Probably

I used to get along with Atheists and Agnostics the best, but more recently, no.  I had an Atheist friend who shared my interest in smoking pipes.  After my experience with the Divine I had to give him up.  It wasn't about his Athiesm, but I can't associate with those who have not always respected all Human Life.  It was the hardest thing I had done up to that point.  My father once asked me if I still had my Atheist friend.  I probably got along better with most Atheists than I have many Christians.  But 30 years ago I was just beginning to find my way.

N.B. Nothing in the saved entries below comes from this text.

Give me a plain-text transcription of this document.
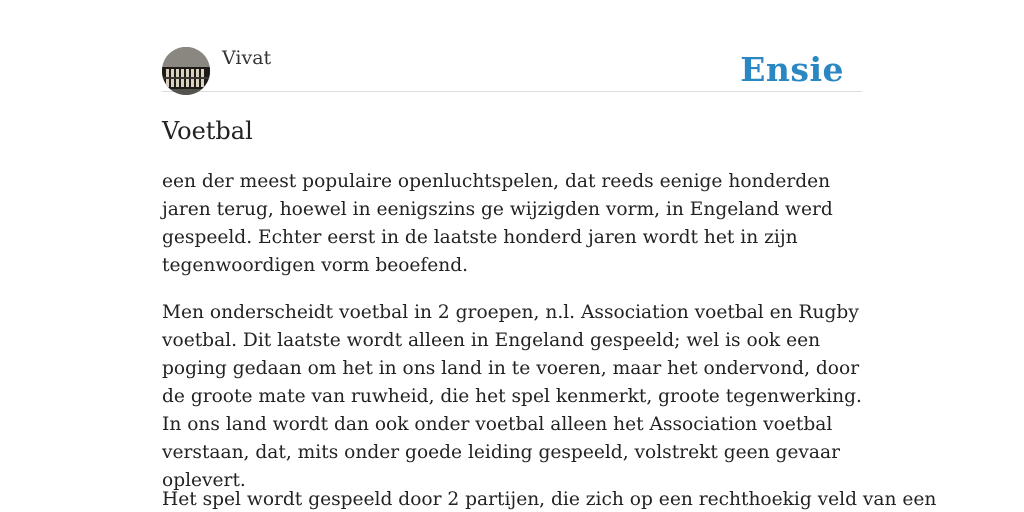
Vivat	Ensie
Voetbal

een der meest populaire openluchtspelen, dat reeds eenige honderden jaren terug, hoewel in eenigszins ge wijzigden vorm, in Engeland werd gespeeld. Echter eerst in de laatste honderd jaren wordt het in zijn tegenwoordigen vorm beoefend.

Men onderscheidt voetbal in 2 groepen, n.l. Association voetbal en Rugby voetbal. Dit laatste wordt alleen in Engeland gespeeld; wel is ook een poging gedaan om het in ons land in te voeren, maar het ondervond, door de groote mate van ruwheid, die het spel kenmerkt, groote tegenwerking. In ons land wordt dan ook onder voetbal alleen het Association voetbal verstaan, dat, mits onder goede leiding gespeeld, volstrekt geen gevaar oplevert.

Het spel wordt gespeeld door 2 partijen, die zich op een rechthoekig veld van een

Now I have done a few things just as difficult, but now I consider it all just a journey on my path.  I tried going back to the Church and after sitting in the pew every Sinday morning for two years asking myself why I was there, it occurred to me that if I had to ask that question every Sunday morning, I didn't belong there.  I've never asked it since.  I've had to learn that I belong anywhere I am.

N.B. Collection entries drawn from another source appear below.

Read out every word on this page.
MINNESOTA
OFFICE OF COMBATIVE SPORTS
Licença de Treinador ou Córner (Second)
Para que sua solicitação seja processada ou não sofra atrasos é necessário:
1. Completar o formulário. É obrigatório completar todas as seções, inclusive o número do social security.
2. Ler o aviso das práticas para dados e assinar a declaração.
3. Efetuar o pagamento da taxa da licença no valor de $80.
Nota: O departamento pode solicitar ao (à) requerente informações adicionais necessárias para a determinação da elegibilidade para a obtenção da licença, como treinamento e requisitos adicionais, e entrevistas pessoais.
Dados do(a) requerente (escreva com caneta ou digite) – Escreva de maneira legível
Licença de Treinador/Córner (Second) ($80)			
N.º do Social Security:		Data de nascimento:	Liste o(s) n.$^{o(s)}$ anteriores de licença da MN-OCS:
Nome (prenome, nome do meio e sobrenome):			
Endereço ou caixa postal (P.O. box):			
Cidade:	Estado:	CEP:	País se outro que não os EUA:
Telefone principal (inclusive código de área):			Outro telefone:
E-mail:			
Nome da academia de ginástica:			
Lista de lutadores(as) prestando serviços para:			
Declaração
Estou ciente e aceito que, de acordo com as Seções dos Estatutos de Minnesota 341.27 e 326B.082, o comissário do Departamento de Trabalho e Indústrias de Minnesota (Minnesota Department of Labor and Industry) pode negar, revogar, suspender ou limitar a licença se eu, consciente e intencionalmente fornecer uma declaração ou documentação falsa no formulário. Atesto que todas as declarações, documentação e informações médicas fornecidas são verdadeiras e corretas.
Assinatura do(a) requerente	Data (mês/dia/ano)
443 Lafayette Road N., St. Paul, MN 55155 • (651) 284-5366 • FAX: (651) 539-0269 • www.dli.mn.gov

My life smoking a pipe on the patio most every day might sound boring, but it is where I belong unless my Spirit Guides want me to be someplace else.  I have said I can belong in most any church in the world, but I just can't go to a church and worship God with others.  So, I have been in most every church we have passed in our visits in Europe and Mexico.  I love churches.  I just can't worship in them.  

I've had to learn.  I've actually learned many things in the past 30 years.  But it has been most recently that I've identified myself as being more Buddhist than perhaps even Christian.  Buddha hasn't replaced Jesus, but my thinking today is more in line with Buddhism than it is with today's Christianity.  But still, I don't evangelize for either Buddha or Jesus.

But I've learned a lot of things over the past five years or so.  I've found others who can accept my Spirit Guides.  Christians struggle with such a concept.  They easily accept demons, but not Messengers from God.  But then if everything my Guides told me became known, I'd be considered crazy by most.  So, this is a problem I have with my Spirit Guides and why I often spend time alone.  It's why I might have found mote in common with Atheists and Agnostics than I did most any Christian.  But it seems this has been my path most of my life.  But now, I get along best with other Spiritual people.

My mom used to say church was family.  There is no substitute of any kind for family.  As idealistic as my mom wanted to be, it just wasn't true.  I've always had to create my family.  And as far as I'm concerned now, it's about my Spirit Guides.  There are those who accept them.  And to me that matters.  I represent my Spirit Guides in all I say and do as imperfect as I am.  But belief matters.  So, this is where I am this morning.  Now, I wish everyone was open to Spirituality.  Today it is my Tim West pipe with Old Professor pipe tobacco and my coffee is Stumptown Holler Mountain.  Thank you for your time and Peace to each one of you.